Award-winning author and poet Naomi Shihab Nye spent a week at the American School of Doha, giving presentations for students, faculty, and parents. Ms. Nye describes herself as a “wandering poet.” She has spent 39 years traveling the world to lead writing workshops and inspire students of all ages.
Nye has been to the region many times, including visits to the UAE, Bahrain, Oman, and Saudi Arabia, but this was her first visit to Qatar. “It’s a great privilege and an honor to visit ASD – such warm, friendly, expressive students, such a great, hospitable faculty and staff,” Nye said. “And what a beautiful campus! It’s like a paradise.”
Nye was born to a Palestinian father and an American mother and grew up in St. Louis, Jerusalem, and San Antonio. The diversity of her background and travel experiences enabled her to make a special connection with the ASD students, who found much to relate to in her writing.
Nye spent the week with students from grade 1 to grade 12, sharing stories and poems and inspiring students to write. “I’ve visited schools all over the United States and the world for 39 years – surely this is one of the most inspiring ones I’ve seen. The students here are quick to write and generous about sharing their work, at every level.”
The students were told to have a notebook ready to collect thoughts and ideas every day. “It’s useful to work in a regular way with writing – keeping notebooks, tiny impressions and images, the ongoing gift of observation with somewhere to land – on a page,” Nye said. As an example, she shared with her audiences some thoughts that she jotted in her current notebook, including some things she observed at ASD.
One middle school student, after attending a poetry writing workshop, said, “I learned what the true powers of my words are. From simply an hour and twenty minutes I learned how to properly structure a poem. My favorite part was getting to hear the poems out loud that my fellow peers had written. I was both proud of my own poem and amazed by the amount of talent my friends had.” Another student said, “She is an amazing poet. I learned a deeper meaning of poetry. As she said, poetry tries to get people to think of things outside of the basic, to go in to the deeper meaning. I learned how easy it is too just gather ideas, write them down, and just write freely. That’s what I like most about poetry-- that you can write whatever you want to write.
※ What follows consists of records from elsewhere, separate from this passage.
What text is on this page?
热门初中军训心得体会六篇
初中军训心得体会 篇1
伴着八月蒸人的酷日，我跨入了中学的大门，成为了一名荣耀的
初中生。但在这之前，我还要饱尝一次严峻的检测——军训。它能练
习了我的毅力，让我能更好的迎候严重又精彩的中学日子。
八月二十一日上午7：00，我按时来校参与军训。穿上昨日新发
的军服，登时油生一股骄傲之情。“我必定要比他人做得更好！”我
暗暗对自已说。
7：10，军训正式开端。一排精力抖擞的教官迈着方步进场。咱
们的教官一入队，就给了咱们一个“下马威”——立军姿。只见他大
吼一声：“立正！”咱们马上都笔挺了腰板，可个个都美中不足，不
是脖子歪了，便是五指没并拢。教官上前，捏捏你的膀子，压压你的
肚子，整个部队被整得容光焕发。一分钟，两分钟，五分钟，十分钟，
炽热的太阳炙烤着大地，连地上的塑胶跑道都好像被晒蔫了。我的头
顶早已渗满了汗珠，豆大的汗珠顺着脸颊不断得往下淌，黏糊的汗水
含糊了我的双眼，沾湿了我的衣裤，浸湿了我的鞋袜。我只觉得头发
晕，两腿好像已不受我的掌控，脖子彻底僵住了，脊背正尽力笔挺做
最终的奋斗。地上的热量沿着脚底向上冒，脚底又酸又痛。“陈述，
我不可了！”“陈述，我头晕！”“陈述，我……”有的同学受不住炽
Writing is for everyone, according to Nye. “These days we need more slowness, focus, and connection – writing creatively helps with all these things. Writing creatively helps us write more fluently no matter what we’re working on – essays, reports, analyses, college applications. Writing is for all of us – not just those who want to be writers of a literary or professional kind. We are all users of words. Writing will help us no matter what paths we follow. To feel comfortable with our own written language is a crucial, essential skill.”
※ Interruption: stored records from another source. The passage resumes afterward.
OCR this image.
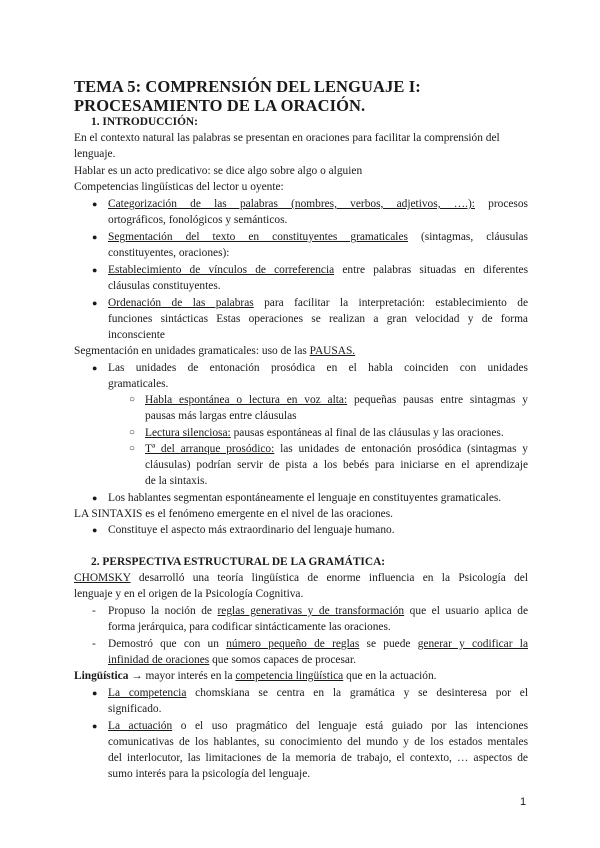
TEMA 5: COMPRENSIÓN DEL LENGUAJE I:
PROCESAMIENTO DE LA ORACIÓN.
1. INTRODUCCIÓN:
En el contexto natural las palabras se presentan en oraciones para facilitar la comprensión del
lenguaje.
Hablar es un acto predicativo: se dice algo sobre algo o alguien
Competencias lingüísticas del lector u oyente:
● Categorización de las palabras (nombres, verbos, adjetivos, ….): procesos
ortográficos, fonológicos y semánticos.
● Segmentación del texto en constituyentes gramaticales (sintagmas, cláusulas
constituyentes, oraciones):
● Establecimiento de vínculos de correferencia entre palabras situadas en diferentes
cláusulas constituyentes.
● Ordenación de las palabras para facilitar la interpretación: establecimiento de
funciones sintácticas Estas operaciones se realizan a gran velocidad y de forma
inconsciente
Segmentación en unidades gramaticales: uso de las PAUSAS.
● Las unidades de entonación prosódica en el habla coinciden con unidades
gramaticales.
○ Habla espontánea o lectura en voz alta: pequeñas pausas entre sintagmas y
pausas más largas entre cláusulas
○ Lectura silenciosa: pausas espontáneas al final de las cláusulas y las oraciones.
○ Tª del arranque prosódico: las unidades de entonación prosódica (sintagmas y
cláusulas) podrían servir de pista a los bebés para iniciarse en el aprendizaje
de la sintaxis.
● Los hablantes segmentan espontáneamente el lenguaje en constituyentes gramaticales.
LA SINTAXIS es el fenómeno emergente en el nivel de las oraciones.
● Constituye el aspecto más extraordinario del lenguaje humano.
2. PERSPECTIVA ESTRUCTURAL DE LA GRAMÁTICA:
CHOMSKY desarrolló una teoría lingüística de enorme influencia en la Psicología del
lenguaje y en el origen de la Psicología Cognitiva.
- Propuso la noción de reglas generativas y de transformación que el usuario aplica de
forma jerárquica, para codificar sintácticamente las oraciones.
- Demostró que con un número pequeño de reglas se puede generar y codificar la
infinidad de oraciones que somos capaces de procesar.
Lingüística → mayor interés en la competencia lingüística que en la actuación.
● La competencia chomskiana se centra en la gramática y se desinteresa por el
significado.
● La actuación o el uso pragmático del lenguaje está guiado por las intenciones
comunicativas de los hablantes, su conocimiento del mundo y de los estados mentales
del interlocutor, las limitaciones de la memoria de trabajo, el contexto, … aspectos de
sumo interés para la psicología del lenguaje.
1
One of Nye’s books of poetry, 19 Varieties of Gazelle: Poems of the Middle East, which was a finalist for the National Book Award, is dedicated to dr. Mahmoud “Mike” Sahtout, father of ASD’s own Muna Kelly. Dr Sahtout (originally from Palestine) and his family were close friends of Nye’s own family in Texas. “He was one of my heroes,” Nye says.
Nye’s visit to ASD was generously sponsored by the school’s Parent Teacher Association. Nye thanked them, as well as the teachers. “Deepest gratitude to the teachers who shared and responded to my work and who practice daily inspiration at ASD!”